Creativity is notoriously hard to pin down and difficult to define, but the value it can bring to your organisation is worth the time, effort, and sometimes money needed to pursue it. Here are three things you should know about the art of creativity.


For Adweek contributor Donald Chesnut, ‘it’s time to step up and rethink the role that creatives and, more importantly, creativity play in transforming businesses.’ Chesnut believes that part of this rethinking must involve ‘realizing the new, unchartered problem-solving potential that informed creativity can play.’

Forbes contributor Ben Plomion believes this rethinking is needed because ‘creativity has a branding problem.’ Plomion explains that although when most people think of they think of the likes of Pablo Picasso and Steve Jobs, in fact ‘creativity isn’t just about revolutionary ideas, and it’s not just the domain of artists and visionaries. Creativity is for everyone.’

Since ‘incremental creativity is what the vast majority of projects and businesses need to continue to move forward,’ rebranding creativity to ensure that expectations better fit reality is a must.

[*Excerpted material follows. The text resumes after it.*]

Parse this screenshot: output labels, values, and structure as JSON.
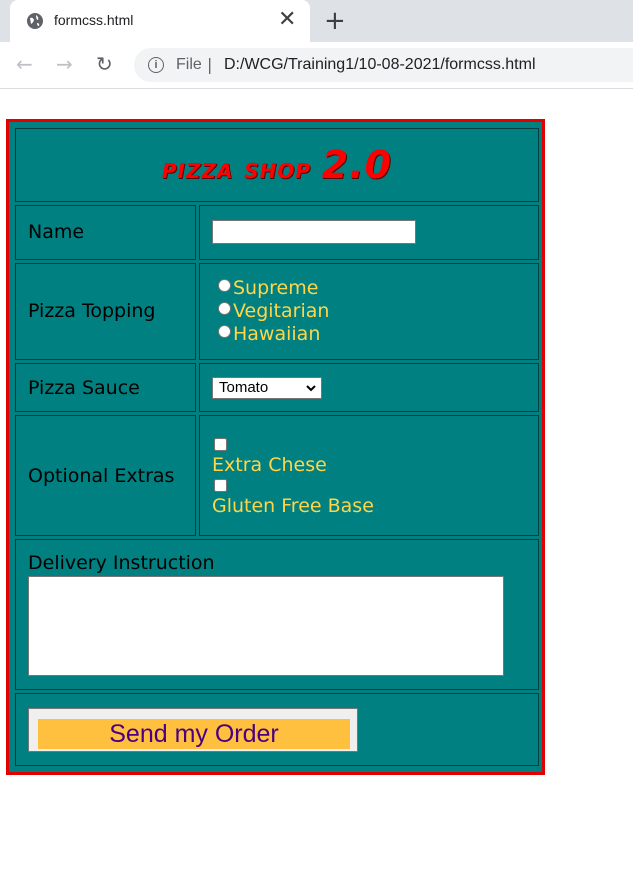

Technology is often thought to be at odds with creativity, with the former thought of in binary, technical and precise terms and the latter free-flowing, impossible to regulate and human-centric. Yet this division between technology and creativity could actually be hampering progress in using creativity to its full potential.

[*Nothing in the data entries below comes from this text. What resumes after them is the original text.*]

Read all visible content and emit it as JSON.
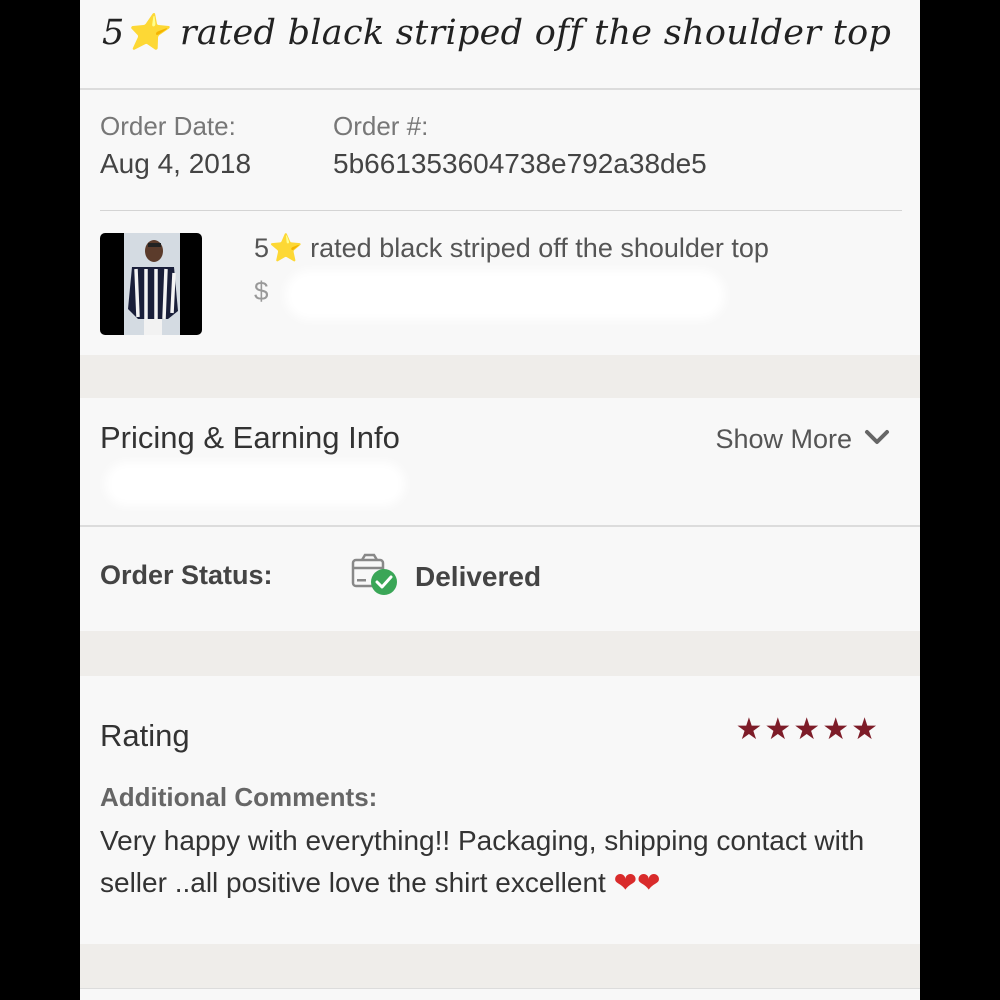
{
  "header": {
    "rating_number": "5",
    "star_glyph": "⭐",
    "title_text": " rated black striped off the shoulder top"
  },
  "order": {
    "date_label": "Order Date:",
    "date_value": "Aug 4, 2018",
    "number_label": "Order #:",
    "number_value": "5b661353604738e792a38de5"
  },
  "product": {
    "thumbnail_icon": "product-photo",
    "title_number": "5",
    "star_glyph": "⭐",
    "title_text": " rated black striped off the shoulder top",
    "price_partial": "$"
  },
  "pricing": {
    "title": "Pricing & Earning Info",
    "show_more_label": "Show More",
    "chevron_icon": "chevron-down-icon"
  },
  "status": {
    "label": "Order Status:",
    "value": "Delivered",
    "icon": "package-delivered-icon",
    "check_color": "#3aa657"
  },
  "rating": {
    "title": "Rating",
    "stars": "★★★★★",
    "stars_filled": 5,
    "stars_total": 5,
    "star_color": "#7d1c28",
    "comments_label": "Additional Comments:",
    "comments_text": "Very happy with everything!! Packaging, shipping contact with seller ..all positive love the shirt excellent ",
    "hearts": "❤❤"
  }
}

According to an article by The Drum, ‘technology can power the next surge in creativity.’ The Drum pointed to Facebook’s “Cannected” event, which showcased some of the best creative material that appeared on the platform in the past year. The event aimed to emphasise ‘the link between creativity and technology, and show how much of the best work comes from a deep engagement between the two.’

One example was marketing agency Adam & Eve DDB’s “Trolling is Ugly” campaign for The Cybersmile Foundation, which was based around the Instagram feed of a social media influencer and body positivity campaigner. Every time she received a trolling comment, the team responded by digitally altering her appearance, creating a visually shocking and memorable campaign. The campaign also demonstrated that using technology could drive a creative approach to tackling a social problem and raising awareness. 


Building on the notion that creativity is for everyone and technology is here to help, the belief that creativity is an inherent trait rather than a skill that can be cultivated has to go. Creativity takes time and effort to foster and so having a strategy in place to develop it is a must if your organisation is going to embrace a culture of creativity.

There a number of methods you can use to cultivate creativity. According to an article by the Forbes Young Entrepreneur Council, one way to do this is to ensure you are attending industry conferences. Forbes argues that ‘industry conferences are a great resource for recharging and inspiration. It's a place where you can meet other like-minded [people], hear exciting talks from other leaders and network with other businesses.’ 

A related tip for fostering creativity is to speak to leaders. The article argues in order to cultivate creativity you should ‘speak to other leaders who have walked down the path before and have seen success with it. They have a better idea of what success should look like and they are able to offer their guidance.’